Rapid PCR-based monitoring of infectious enteroviruses in drinking water

Abstract

Currently, the standard method for the detection of enteroviruses and hepatitis A virus in water involves cell culture assay which is expensive and time consuming. Direct RT-PCR offers a rapid and sensitive alternative to virus detection but sensivity is often reduced by PCR inhibitory substances and the requirement for small reaction volumes. Rapid methods for detection of infectious enteroviruses in PCR inhibitory environmental samples are being developed utilising an integrated cell culture/PCR approach (ICC/PCR). With this approach, 300-400l of water were concentrated using charged filters followed by a modified 11, 1.5% BEV/glycine elution and organic flocculation reconcentration. Water concentrates were analysed by direct RT-PCR, conventional cell culture and ICC/PCR. For ICC/PCR, sample concentrates were incubated with BGM or FRhK cells for 24-48h. The cell culture lysates were collected following freeze-thaw cycles, centrifuged, resin column purified and PCR amplified.

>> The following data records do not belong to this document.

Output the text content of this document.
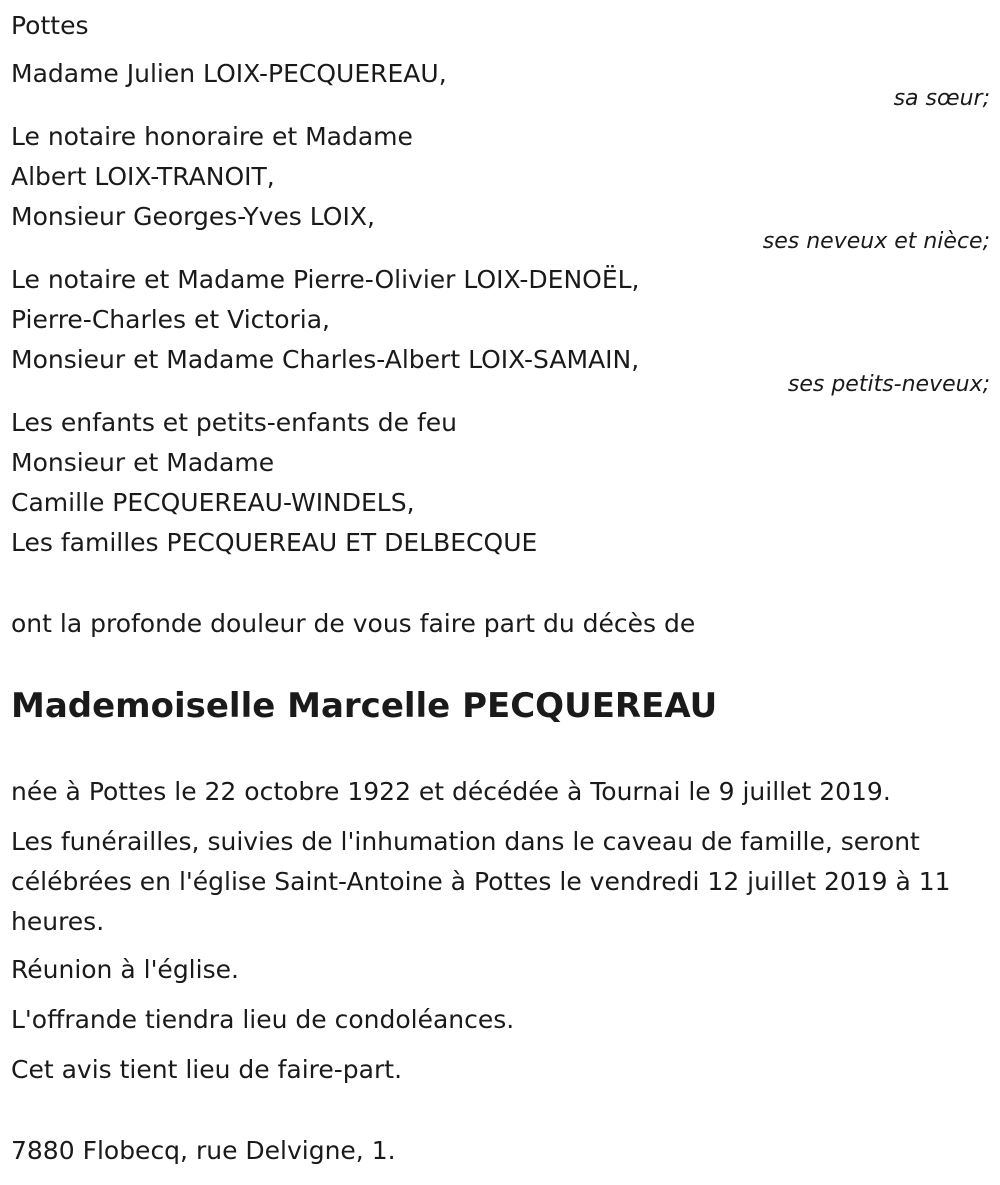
Pottes
Madame Julien LOIX-PECQUEREAU,
sa sœur;
Le notaire honoraire et Madame
Albert LOIX-TRANOIT,
Monsieur Georges-Yves LOIX,
ses neveux et nièce;
Le notaire et Madame Pierre-Olivier LOIX-DENOËL,
Pierre-Charles et Victoria,
Monsieur et Madame Charles-Albert LOIX-SAMAIN,
ses petits-neveux;
Les enfants et petits-enfants de feu
Monsieur et Madame
Camille PECQUEREAU-WINDELS,
Les familles PECQUEREAU ET DELBECQUE
ont la profonde douleur de vous faire part du décès de
Mademoiselle Marcelle PECQUEREAU
née à Pottes le 22 octobre 1922 et décédée à Tournai le 9 juillet 2019.
Les funérailles, suivies de l'inhumation dans le caveau de famille, seront célébrées en l'église Saint-Antoine à Pottes le vendredi 12 juillet 2019 à 11 heures.
Réunion à l'église.
L'offrande tiendra lieu de condoléances.
Cet avis tient lieu de faire-part.
7880 Flobecq, rue Delvigne, 1.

In this study viruses known to be present by cell culture analysis could not be detected by direct PCR. Using the integrated method, virus concentrations as low as 0.001 MPN/l of original water were detected in samples which were previously inhibitory to direct PCR. In addition, confirmed enterovirus results were achieved as soon as 48 h against 5-16 d with cell culture alone. Therefore, the integrated approach overcame some of the traditional problems associated with conventional cell culture and direct RT-PCR by allowing rapid, confirmed detection of low levels of enteroviruses in PCR inhibitory samples.